Concept in modal logic

In quantified modal logic, the Buridan formula and the converse Buridan formula (more accurately, schemata rather than formulas) (i) syntactically state principles of interchange between quantifiers and modalities; (ii) semantically state a relation between domains of possible worlds. The formulas are named in honor of the medieval philosopher Jean Buridan by analogy with the Barcan formula and the converse Barcan formula introduced as axioms by Ruth Barcan Marcus.

== The Buridan formula ==
The Buridan formula is:

$\Diamond \forall x Fx \rightarrow \forall x\Diamond Fx$.
In English, the schema reads: If possibly everything is F, then everything is possibly F. It is equivalent in a classical modal logic (but not necessarily in other formulations of modal logic) to

$\exists x \Box Fx\to\Box \exists x Fx$.
(If there exists an x that is necessarily F, then it is necessary that there exists an x that is F.)

== The converse Buridan formula ==
The converse Buridan formula is:

$\forall x\Diamond Fx \rightarrow \Diamond \forall x Fx$.

(If all x are possibly F, then it is possible that all x are F.)

Note that this formula is not valid in most of usual modal logics, and needs high orders constraints over Kripke models.

== Buridan's logic ==

... As well as providing running commentaries on Aristotle's texts, Buridan wrote particularly influential question-commentaries, a typical genre of the medieval scholastic output, in which authors systematically discussed the most problematic issues raised by the text on which they were lecturing.
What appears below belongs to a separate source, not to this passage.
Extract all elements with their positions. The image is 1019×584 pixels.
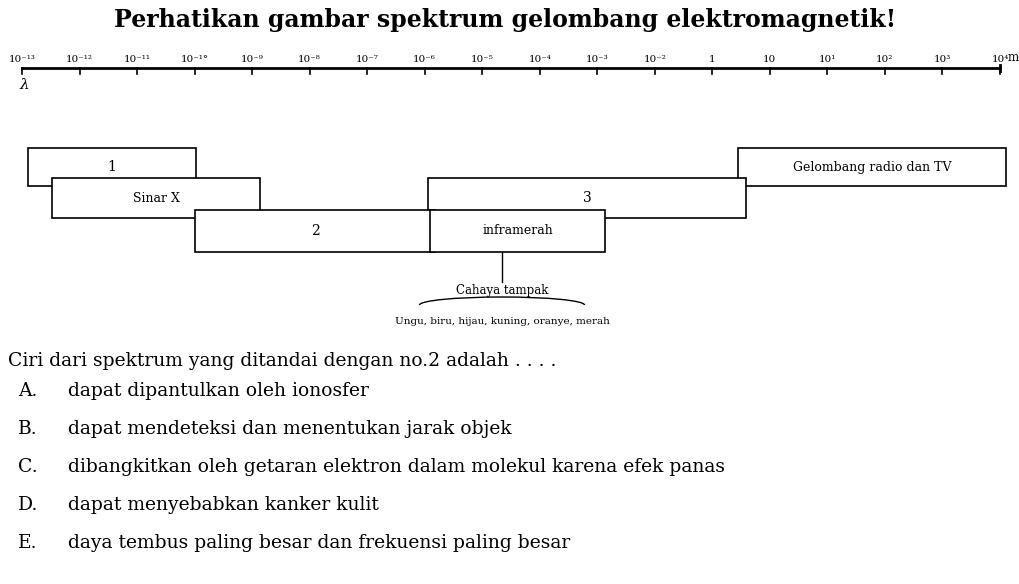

The question-format allowed Buridan, using the conceptual tools he developed in his works on logic, to work out in detail his characteristically nominalist take on practically all aspects of Aristotelian philosophy. Among his logical works (which also comprise a number of important question-commentaries on Aristotle's logical writings), two stand out for their originality and significance: the short Treatise on Consequences, which provides a systematic account of Buridan's theory of inferences, and the much larger Summulae de Dialectica, Buridan's monumental work covering all aspects of his logical theory.

In medieval scholasticism, nominalists held that universals exist only subsequent to particular things or pragmatic circumstances, while realists followed Plato in asserting that universals exist independently of, and superior to, particular things.

... Buridan wrote his Summulae de Dialectica, which was to become the primary textbook of nominalist logic at European universities for about two centuries, in the form of a running commentary on the enormously influential logic tract of the venerable realist master, Peter of Spain. However, for the purposes of his commentary, Buridan completely reorganized Peter's treatise, and where Peter's realist doctrine went against his own nominalism, he simply replaced Peter's text with his own.